Abdellah Eda Aif, animateur en réduction des risques au sein de l’association HF Prévention
La fonction d’animateur en réduction des risques est née en France dans les années 1990 avec l’épidémie du VIH. Sa mission ? Donner les moyens aux usagers et à leur entourage de se protéger contre les risques et les dommages sanitaires et sociaux liés à la consommation de drogues, sans forcer les personnes à arrêter et sans jugement de valeur. Depuis, cette activité – au départ exercée par des bénévoles – s’est élargie à d’autres publics (personnes prostituées, homosexuelles avec pratiques à risque, ravers…) et ne concerne plus seulement les toxicomanes.
Des « outreachers »
Le métier se caractérise par ses actions dites « outreach », c’est-à-dire qui va vers les personnes à risque sur les lieux qu’elles fréquentent. « Nous nous rendons en forêt ou sur les aires d’autoroute pour distribuer des préservatifs. C’est une façon d’engager le dialogue sur leurs pratiques sexuelles et d’apporter des messages de prévention adaptés », illustre Abdellah Eda Aif, animateur en réduction des risques au sein de l’association HF Prévention, dans les Yvelines. « Le travail essentiel est d'abord de faire émerger une parole pour connaître les difficultés rencontrées, explique Olivier Benoît, directeur des ressources humaines de l’association Aides. Dans un second temps, ces professionnels accompagnent la recherche de solutions à des aspects curatifs ou préventifs adaptées et élaborées par les populations elles-mêmes. L’idée est de les rendre actrices de leur santé. »

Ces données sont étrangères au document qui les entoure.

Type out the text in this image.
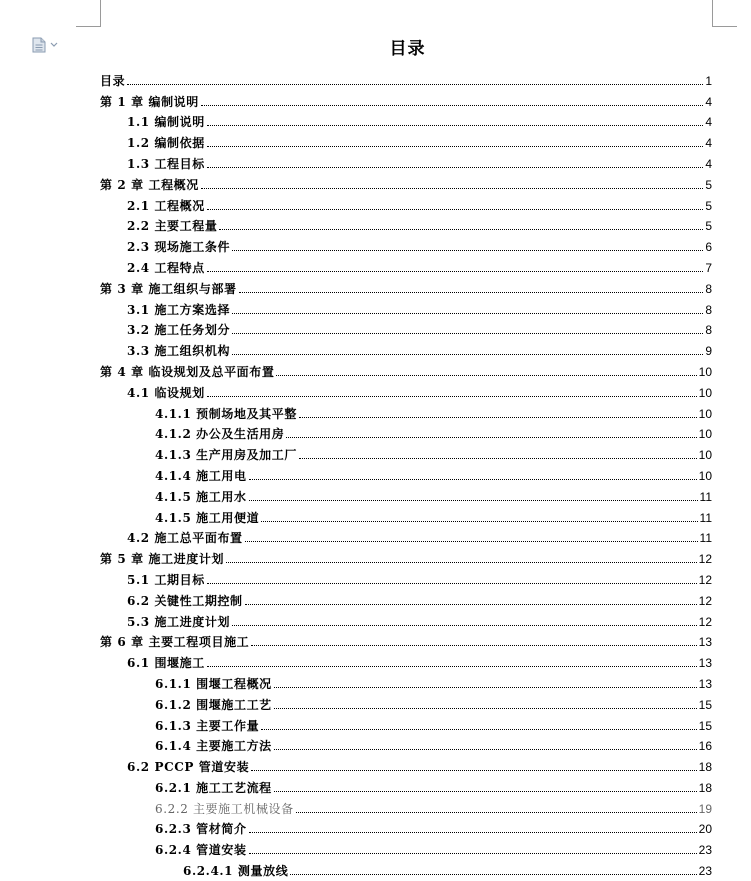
目录
目录	1
第 1 章 编制说明	4
1.1 编制说明	4
1.2 编制依据	4
1.3 工程目标	4
第 2 章 工程概况	5
2.1 工程概况	5
2.2 主要工程量	5
2.3 现场施工条件	6
2.4 工程特点	7
第 3 章 施工组织与部署	8
3.1 施工方案选择	8
3.2 施工任务划分	8
3.3 施工组织机构	9
第 4 章 临设规划及总平面布置	10
4.1 临设规划	10
4.1.1 预制场地及其平整	10
4.1.2 办公及生活用房	10
4.1.3 生产用房及加工厂	10
4.1.4 施工用电	10
4.1.5 施工用水	11
4.1.5 施工用便道	11
4.2 施工总平面布置	11
第 5 章 施工进度计划	12
5.1 工期目标	12
6.2 关键性工期控制	12
5.3 施工进度计划	12
第 6 章 主要工程项目施工	13
6.1 围堰施工	13
6.1.1 围堰工程概况	13
6.1.2 围堰施工工艺	15
6.1.3 主要工作量	15
6.1.4 主要施工方法	16
6.2 PCCP 管道安装	18
6.2.1 施工工艺流程	18
6.2.2 主要施工机械设备	19
6.2.3 管材简介	20
6.2.4 管道安装	23
6.2.4.1 测量放线	23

En cela, la réduction des risques est une des composantes de la démarche de santé communautaire. Selon les structures où ils interviennent (associations, ONG, services de politique de la ville, centres d'accueil et d'accompagnement à la réduction de risques pour usagers de drogues – Caarud), cette logique est plus ou moins poussée. À l'association Aides par exemple, les animateurs prennent part à la construction de plaidoyers pour « in fine faire porter les solutions adaptées à une personne ou à un groupe dans le domaine public », poursuit Olivier Benoît.
Des savoirs à modéliser
Si les qualités d’écoute sont le dénominateur commun de ces professionnels, il n’existe pas de parcours balisés. Certains sont diplômés dans le secteur sanitaire ou social, d’autres n’ont pas le bac. « À HF Prévention, nous suivons régulièrement des modules, par exemple sur la transmission des maladies sexuelles », témoigne Abdellah Eda Aif, par ailleurs titulaire d’une licence en gestion sanitaire et sociale. La formation continue est donc un levier important.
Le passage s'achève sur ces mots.